O segundo acontecimento: A purificação do templo, Mt 21.10-17 
(Mc 11.11,15-19; Lc 19.45-48; Jo 2.14-16)

10-17 E, entrando ele em Jerusalém, toda a cidade se alvoroçou e perguntavam: Quem é este? E as multidões clamavam: Este é o profeta Jesus, de Nazaré da Galiléia. Tendo Jesus entrado no templo, expulsou a todos os que ali vendiam e compravam; também derrubou as mesas dos cambistas e as cadeiras dos que vendiam pombas. E disse-lhes: Está escrito: A minha casa será chamada casa de oração; vós, porém, a transformais em covil de salteadores. Vieram a ele no templo cegos e coxos, e ele os curou. Mas vendo os principais sacerdotes e os escribas as maravilhas que Jesus fazia e os meninos clamando: Hosana ao Filho de Davi, indignaram-se e perguntaram-lhe: Ouves o que estes estão dizendo? Respondeu-lhes Jesus: Sim; nunca lestes: Da boca de pequeninos e crianças de peito tiraste perfeito louvor? E, deixando-os, saiu da cidade para Betânia, onde pernoitou.
Observação preliminar
Na parte inferior do templo estavam guardados grandes rebanhos de ovelhas para a venda. O comércio
acontecia no pátio do templo. Acontece que essa circunstância havia causado discussões entre os rabinos. A
venda de vinho para os sacrifícios e de aves havia sido assumida integralmente pelas autoridades. Para trocar
no valor pleno da cotação as diferentes moedas com que se pagava o imposto do templo, também foram
colocadas bancas de câmbio no pátio, que trabalhavam com uma pequena margem de ganho.

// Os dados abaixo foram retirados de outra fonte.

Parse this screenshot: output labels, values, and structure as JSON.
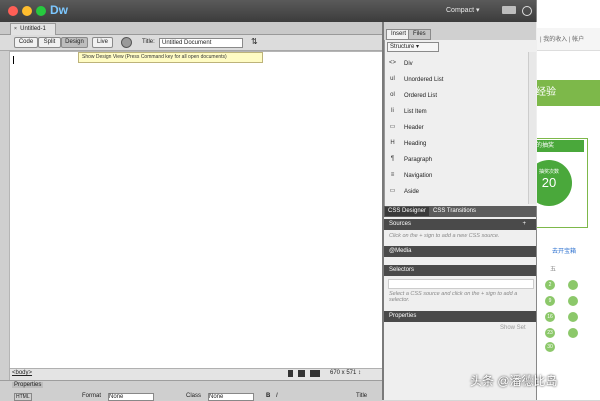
{
  "app": {
    "name": "Dw",
    "workspace": "Compact"
  },
  "document": {
    "tab": "Untitled-1",
    "views": [
      "Code",
      "Split",
      "Design",
      "Live"
    ],
    "active_view": "Design",
    "title_label": "Title:",
    "title_value": "Untitled Document",
    "tooltip": "Show Design View (Press Command key for all open documents)",
    "tag": "<body>",
    "size": "670 x 571 ↕"
  },
  "properties": {
    "title": "Properties",
    "format_label": "Format",
    "format_value": "None",
    "class_label": "Class",
    "class_value": "None",
    "title_label": "Title",
    "html_label": "HTML"
  },
  "insert_panel": {
    "tabs": [
      "Insert",
      "Files"
    ],
    "category": "Structure",
    "items": [
      {
        "icon": "<>",
        "label": "Div"
      },
      {
        "icon": "ul",
        "label": "Unordered List"
      },
      {
        "icon": "ol",
        "label": "Ordered List"
      },
      {
        "icon": "li",
        "label": "List Item"
      },
      {
        "icon": "▭",
        "label": "Header"
      },
      {
        "icon": "H",
        "label": "Heading"
      },
      {
        "icon": "¶",
        "label": "Paragraph"
      },
      {
        "icon": "≡",
        "label": "Navigation"
      },
      {
        "icon": "▭",
        "label": "Aside"
      }
    ]
  },
  "css_panel": {
    "tabs": [
      "CSS Designer",
      "CSS Transitions"
    ],
    "sources_title": "Sources",
    "sources_hint": "Click on the + sign to add a new CSS source.",
    "media_title": "@Media",
    "selectors_title": "Selectors",
    "selectors_hint": "Select a CSS source and click on the + sign to add a selector.",
    "properties_title": "Properties",
    "show_set": "Show Set"
  },
  "background_page": {
    "top_text": "| 我的收入 | 帐户",
    "banner": "经验",
    "box_title": "的抽奖",
    "box_sub": "抽奖次数",
    "box_count": "20",
    "link": "去开宝箱",
    "day_label": "五",
    "days": [
      "2",
      "9",
      "16",
      "23",
      "30"
    ]
  },
  "watermark": "头条 @潘德比岛",
  "colors": {
    "accent_green": "#4aa83b",
    "titlebar": "#3c3c3c",
    "logo": "#7cc7ff"
  }
}
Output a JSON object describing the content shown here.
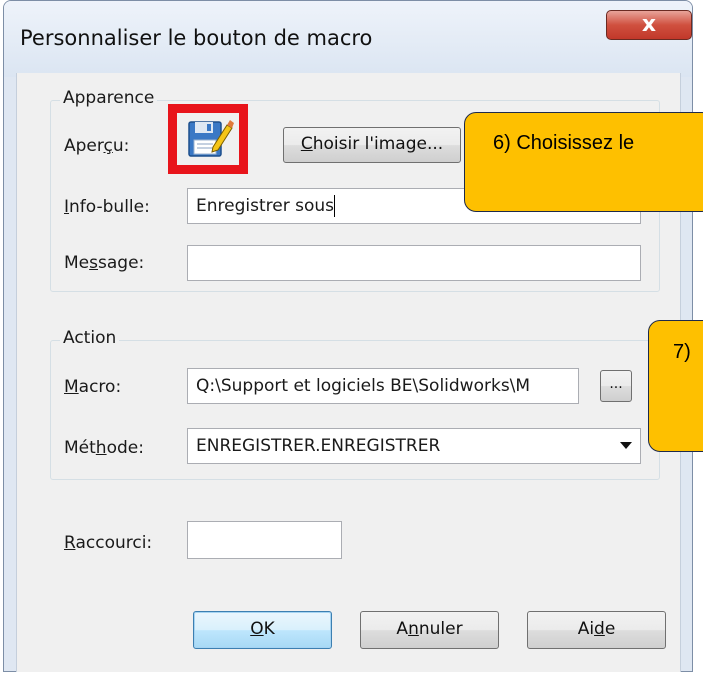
{
  "window": {
    "title": "Personnaliser le bouton de macro",
    "close_glyph": "x"
  },
  "appearance_group": {
    "label": "Apparence",
    "preview_label_pre": "Aper",
    "preview_label_u": "ç",
    "preview_label_post": "u:",
    "preview_icon": "floppy-disk-save-as-icon",
    "choose_image_label_u": "C",
    "choose_image_label_post": "hoisir l'image...",
    "tooltip_label_u": "I",
    "tooltip_label_post": "nfo-bulle:",
    "tooltip_value": "Enregistrer sous",
    "message_label_pre": "Me",
    "message_label_u": "s",
    "message_label_post": "sage:",
    "message_value": ""
  },
  "action_group": {
    "label": "Action",
    "macro_label_u": "M",
    "macro_label_post": "acro:",
    "macro_value": "Q:\\Support et logiciels BE\\Solidworks\\M",
    "browse_label": "...",
    "method_label_pre": "Mét",
    "method_label_u": "h",
    "method_label_post": "ode:",
    "method_value": "ENREGISTRER.ENREGISTRER"
  },
  "shortcut": {
    "label_u": "R",
    "label_post": "accourci:",
    "value": ""
  },
  "buttons": {
    "ok_u": "O",
    "ok_post": "K",
    "cancel_pre": "A",
    "cancel_u": "n",
    "cancel_post": "nuler",
    "help_pre": "Ai",
    "help_u": "d",
    "help_post": "e"
  },
  "annotations": {
    "callout_6": "6) Choisissez le",
    "callout_7": "7)"
  },
  "colors": {
    "callout_fill": "#fec000",
    "highlight_box": "#e8141b"
  }
}
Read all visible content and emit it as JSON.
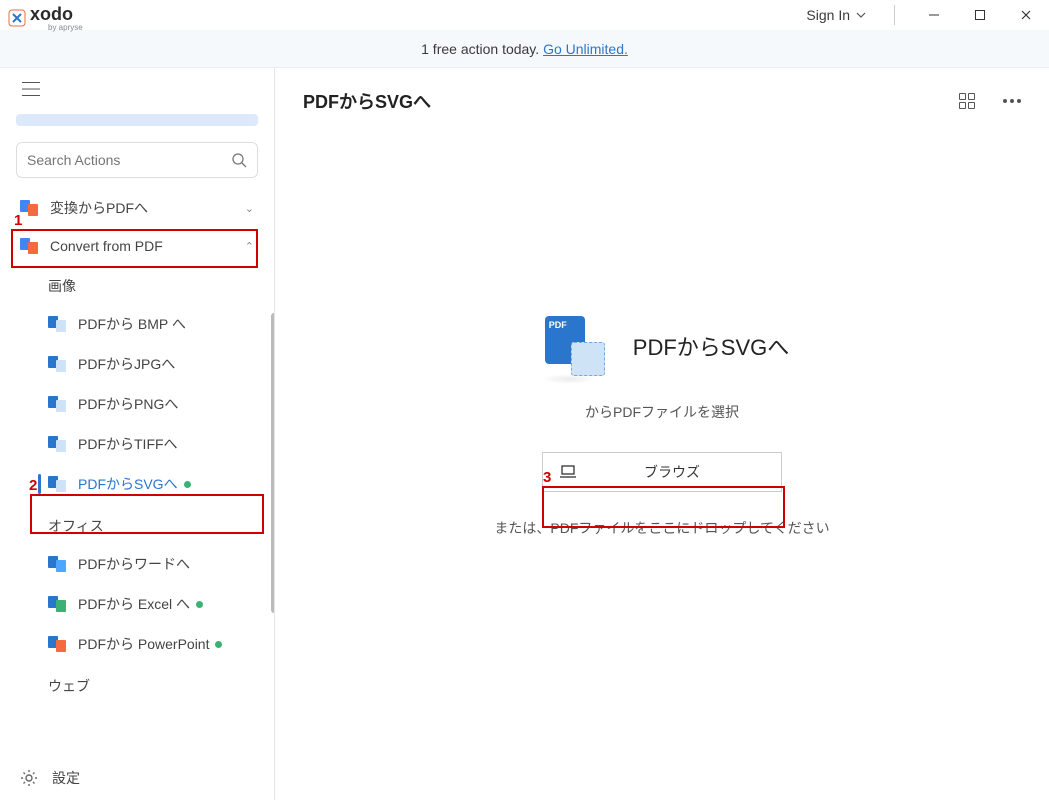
{
  "titlebar": {
    "brand": "xodo",
    "brand_sub": "by apryse",
    "signin": "Sign In"
  },
  "banner": {
    "text": "1 free action today. ",
    "link": "Go Unlimited."
  },
  "search": {
    "placeholder": "Search Actions"
  },
  "sidebar": {
    "groups": [
      {
        "label": "変換からPDFへ",
        "expanded": false
      },
      {
        "label": "Convert from PDF",
        "expanded": true
      }
    ],
    "subheaders": {
      "images": "画像",
      "office": "オフィス",
      "web": "ウェブ"
    },
    "items_images": [
      {
        "label": "PDFから BMP へ",
        "active": false,
        "dot": false
      },
      {
        "label": "PDFからJPGへ",
        "active": false,
        "dot": false
      },
      {
        "label": "PDFからPNGへ",
        "active": false,
        "dot": false
      },
      {
        "label": "PDFからTIFFへ",
        "active": false,
        "dot": false
      },
      {
        "label": "PDFからSVGへ",
        "active": true,
        "dot": true
      }
    ],
    "items_office": [
      {
        "label": "PDFからワードへ",
        "dot": false,
        "over_color": "#4da6ff"
      },
      {
        "label": "PDFから Excel へ",
        "dot": true,
        "over_color": "#3bb273"
      },
      {
        "label": "PDFから PowerPoint",
        "dot": true,
        "over_color": "#f26a3e"
      }
    ]
  },
  "footer": {
    "settings": "設定"
  },
  "content": {
    "title": "PDFからSVGへ",
    "hero_title": "PDFからSVGへ",
    "select_text": "からPDFファイルを選択",
    "browse": "ブラウズ",
    "drop_text": "または、PDFファイルをここにドロップしてください"
  },
  "annotations": {
    "a1": "1",
    "a2": "2",
    "a3": "3"
  }
}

O movimento mais intenso acontecia nas bancas de aves, porque o sacrifício de uma pomba constituía a
oferta das pessoas humildes. No pátio também se encontravam os mendigos e aleijados que pediam esmolas.

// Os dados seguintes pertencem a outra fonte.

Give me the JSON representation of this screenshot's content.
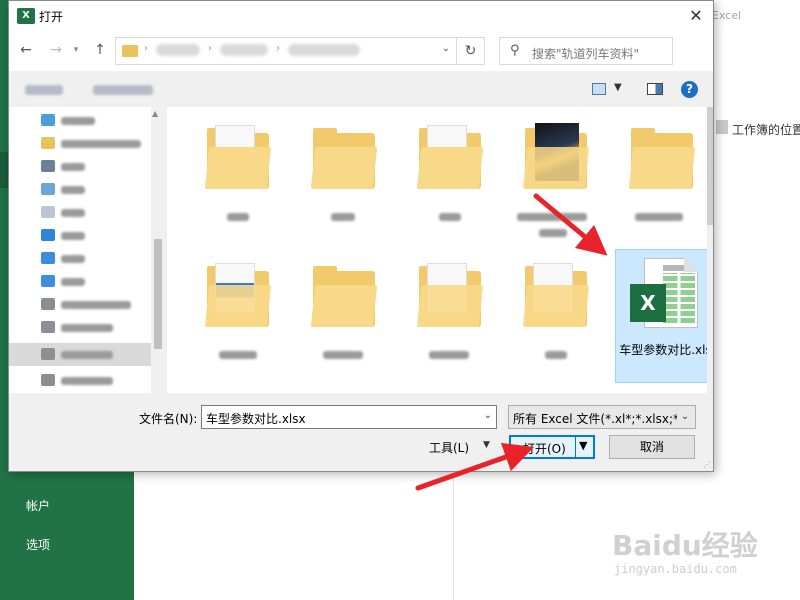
{
  "backstage": {
    "app_title": "Excel",
    "recent_hint": "工作簿的位置",
    "account_label": "帐户",
    "options_label": "选项",
    "accent_color": "#217346"
  },
  "dialog": {
    "title": "打开",
    "title_icon": "excel-icon",
    "close_symbol": "✕",
    "search_placeholder": "搜索\"轨道列车资料\"",
    "files": [
      {
        "name": "车型参数对比.xlsx",
        "type": "xlsx",
        "selected": true
      }
    ],
    "filename_label": "文件名(N):",
    "filename_value": "车型参数对比.xlsx",
    "filetype_value": "所有 Excel 文件(*.xl*;*.xlsx;*.xl",
    "tools_label": "工具(L)",
    "open_label": "打开(O)",
    "cancel_label": "取消",
    "help_symbol": "?"
  },
  "watermark": {
    "logo": "Baidu经验",
    "sub": "jingyan.baidu.com"
  },
  "annotation_color": "#e8232a"
}
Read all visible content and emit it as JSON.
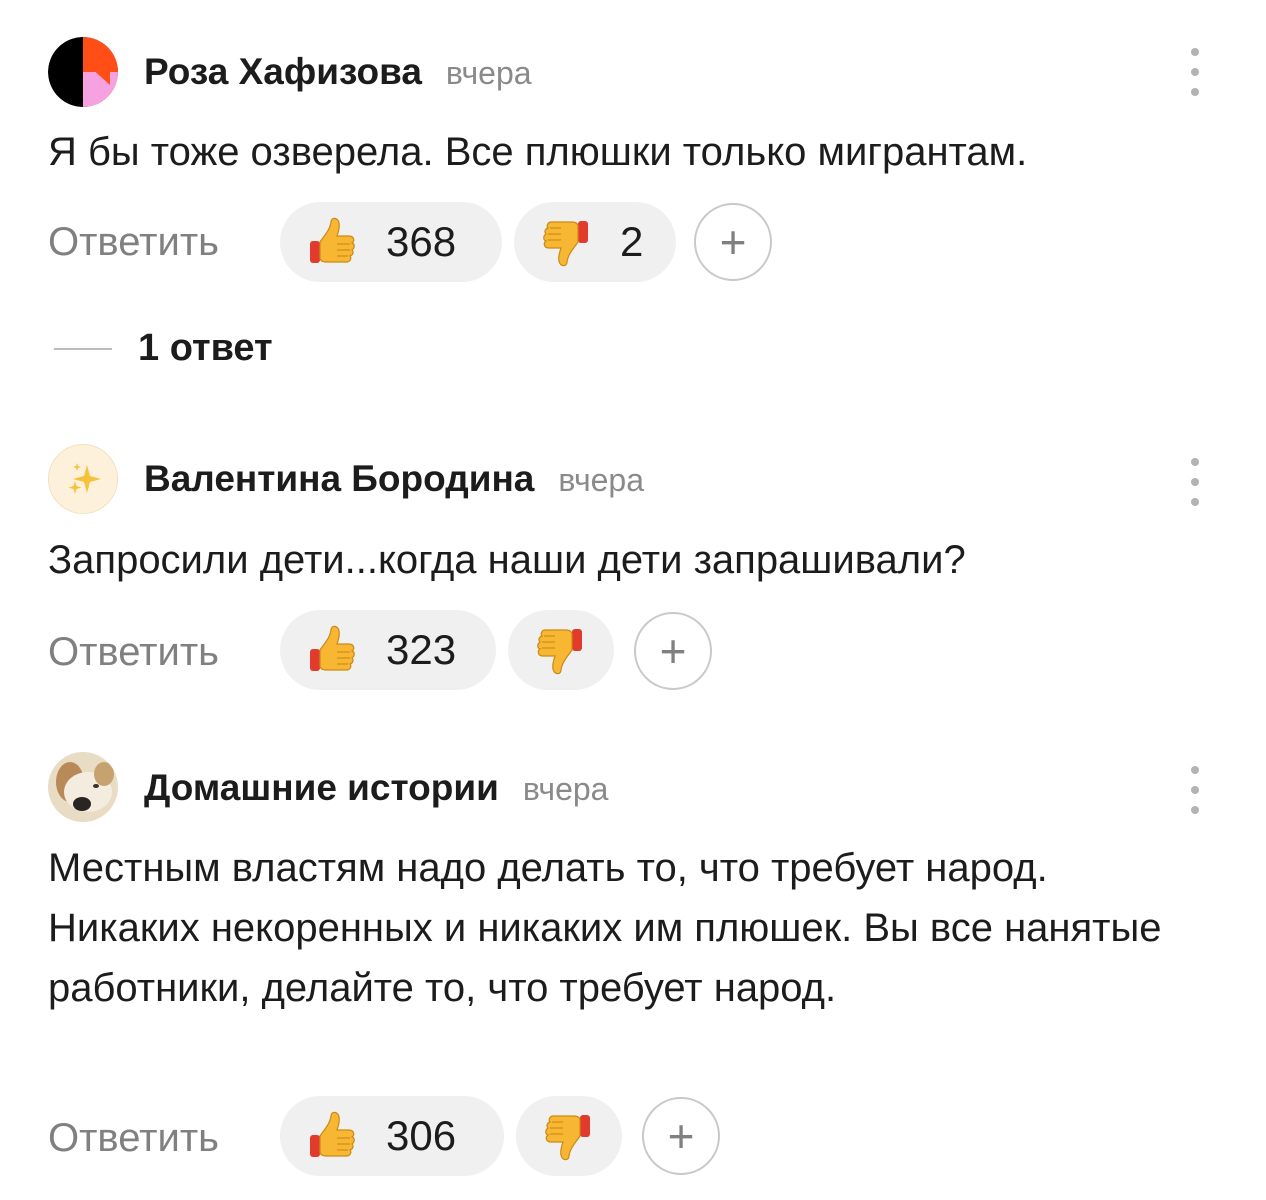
{
  "comments": [
    {
      "author": "Роза Хафизова",
      "date": "вчера",
      "text": "Я бы тоже озверела. Все плюшки только мигрантам.",
      "reply_label": "Ответить",
      "likes": "368",
      "dislikes": "2",
      "add_label": "+"
    },
    {
      "author": "Валентина Бородина",
      "date": "вчера",
      "text": "Запросили дети...когда наши дети запрашивали?",
      "reply_label": "Ответить",
      "likes": "323",
      "dislikes": "",
      "add_label": "+"
    },
    {
      "author": "Домашние истории",
      "date": "вчера",
      "text": "Местным властям надо делать то, что требует народ. Никаких некоренных и никаких им плюшек. Вы все нанятые работники, делайте то, что требует народ.",
      "reply_label": "Ответить",
      "likes": "306",
      "dislikes": "",
      "add_label": "+"
    }
  ],
  "thread": {
    "replies_label": "1 ответ"
  },
  "icons": {
    "like": "thumbs-up-emoji",
    "dislike": "thumbs-down-emoji",
    "menu": "vertical-dots-icon",
    "avatar_2": "sparkles-emoji"
  },
  "colors": {
    "avatar_1_orange": "#ff4f17",
    "avatar_1_pink": "#f6a2e0",
    "avatar_2_bg": "#fdf1dc"
  }
}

Esse é o quadro do movimento no templo encontrado por Jesus, que nos tempos de festa ganhava uma especial
agitação.
Em comparação com Marcos e Lucas, Mateus trilha caminhos próprios na transmissão da história
da purificação do templo, acrescentando-a imediatamente após a entrada em Jerusalém. A maldição
da oliveira, que Marcos narra entre os dois eventos, segue somente depois em Mateus. Desse modo,
a atual história ganha em clareza de propósito. Ela informa sobre uma ação de Jesus que confirma o
que a entrada e o júbilo da multidão haviam anunciado. Por meio dessa ação, Jesus confessa que é o
Messias.
Chamam especialmente a atenção em Mateus os versículos 10,11. Eles apontam para a
importância daquilo que agora está começando: a cidade de Jerusalém tem uma percepção do
significado daquele que vem a ela. A cidade já estremeceu uma vez, quando ouviu a notícia do
nascimento de Jesus. Naquele tempo o medo diante do rei Herodes e sua possível reação podem ter
sido o motivo principal do susto. Agora ela está se assustando com a possibilidade de que, através do
profeta Jesus de Nazaré, chega até ela o agir de Deus. Diante de Deus estremece-se, assim como
outrora o monte Sinai estremeceu sob a presença de Deus. Talvez a cidade não estivesse unânime e
consciente sobre o motivo do seu alvoroço. O evangelista, porém, certamente considera esse susto
como um testemunho inconsciente da presença de Deus em Jesus Cristo. A multidão proclama, aos
que perguntam, Jesus como o profeta, revelando e encobrindo-o simultaneamente. O profeta tem
uma estatura messiânica (Dt 18.15), mas a palavra “profeta” não é um título claro e inequívoco.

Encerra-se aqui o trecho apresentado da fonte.